Como vês, eu não sou ainda o senhor absoluto do teu coração; muitos outros há que me disputam a posse; e estes outros não são do número dos meus amigos. Ah! Quantas reservas indevidas! Quanta mesquinhez para comigo!... Ouve com atenção: se eu me mostro muitas vezes resistente em não conceder-te certos favores, a culpa é tua; é porque não queres despojar-te, por meu amor, das misérias que te cobrem e te afogam o coração. Pretenderias, talvez, que eu te vestisse com os esplendores da virtude e da graça, isto é, que cobrisse com a minha beleza as tuas fealdades? Não, isto não o faço! Primeiramente desembaraça-te daquilo que não me agrada a mim, e eu te concederei o que te agrada a ti. Se não tens coragem para te livrares de tantas misérias, deixa que a tenha ao menos eu! Como queres tu que eu purifique o teu coração e te santifique toda, se à obra da minha graça opões sempre as tuas reservas? Como queres que a Comunhão te faça santa e produza em ti todos os seus efeitos, se te reservas sempre o triste direito de conservar no coração as tuas paixõezinhas, se pretendes sempre deixar imperturbadas as tuas más inclinações?
Tu não queres regular a tua generosidade pela minha; e eu sou constrangido a regular a minha pela tua. Tu contentas-te com não fazer pecados mortais; e eu limito-me a não te pôr no número dos meus inimigos. Tu negas-me certos sacrifícios do amor próprio, da gula, da preguiça, da malignidade; e eu te nego tantas graças que em pouco tempo te fariam santa. Tu te contentas com não matar-me; e eu me contento com conservar-te a vida. Tu tens as tuas reservas, e eu tenho as minhas. Está bem assim?
Se continuas deste modo, acabares por expulsar-me definitivamente do teu coração; e se presentemente reservas lugarzinhos pequenos para as tuas paixões, dentro em breve já não haverá lugar para mim, porque as paixões nunca dizem basta, e a pouco e pouco querem elas ficar senhoras de tudo.
Tu mesma compreendes que as coisas assim vão mal, e que, a respeito de santidade, estás muito fora do lugar.
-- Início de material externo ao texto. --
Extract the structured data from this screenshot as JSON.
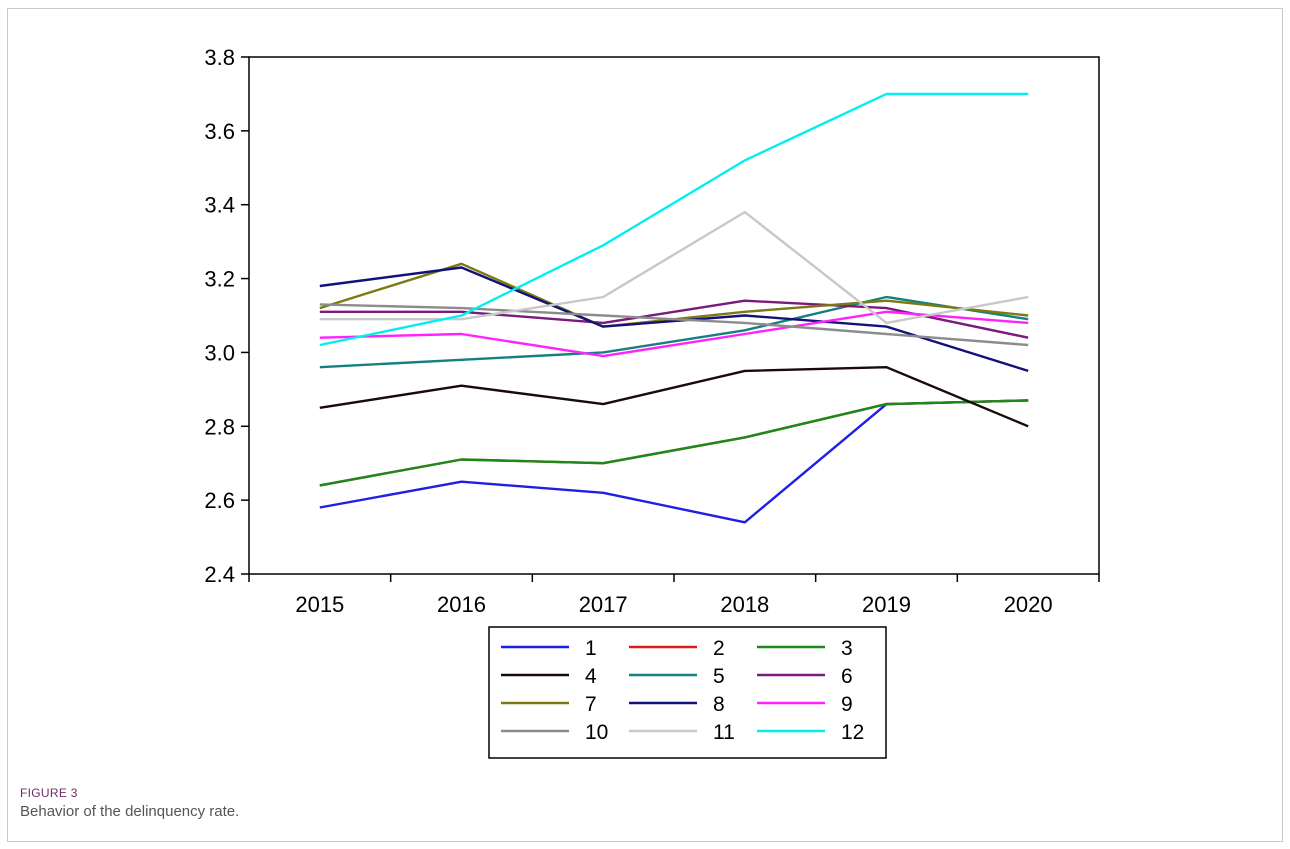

É por isso que me pedes que te livre das tuas paixões e que eu mesmo destrua aquelas reservas. Mas examina um pouco a tua consciência, os íntimos segredos do teu coração, e verás que, enquanto me oras, tens medo de ser atendida, isto é, tens medo da humildade e das humilhações, tens medo de certas privações na comida, nos hábitos e comodidades da vida, tens medo de deveres sorrir a uma pessoa antipática e tratá-la bem: numa palavra, tens medo de deveres desembaraçar-te de tantas misérias, que agora te são caras. E com estes receios não conseguirás dar largos passos no caminho da santidade.
Toma cuidado; põe de parte toda a reserva e todo o medo, e vive com generosidade. Não temas, que comigo terás tudo a ganhar e nada a perder. Aquele coração que te peço, afinal, é propriedade minha, e se eu o exijo para mim, não é para te privar d'Ele, mas só para enchê-lo todo de mim, do meu amor, e torná-lo feliz da minha própria felicidade. E não te agradaria ter o coração feliz?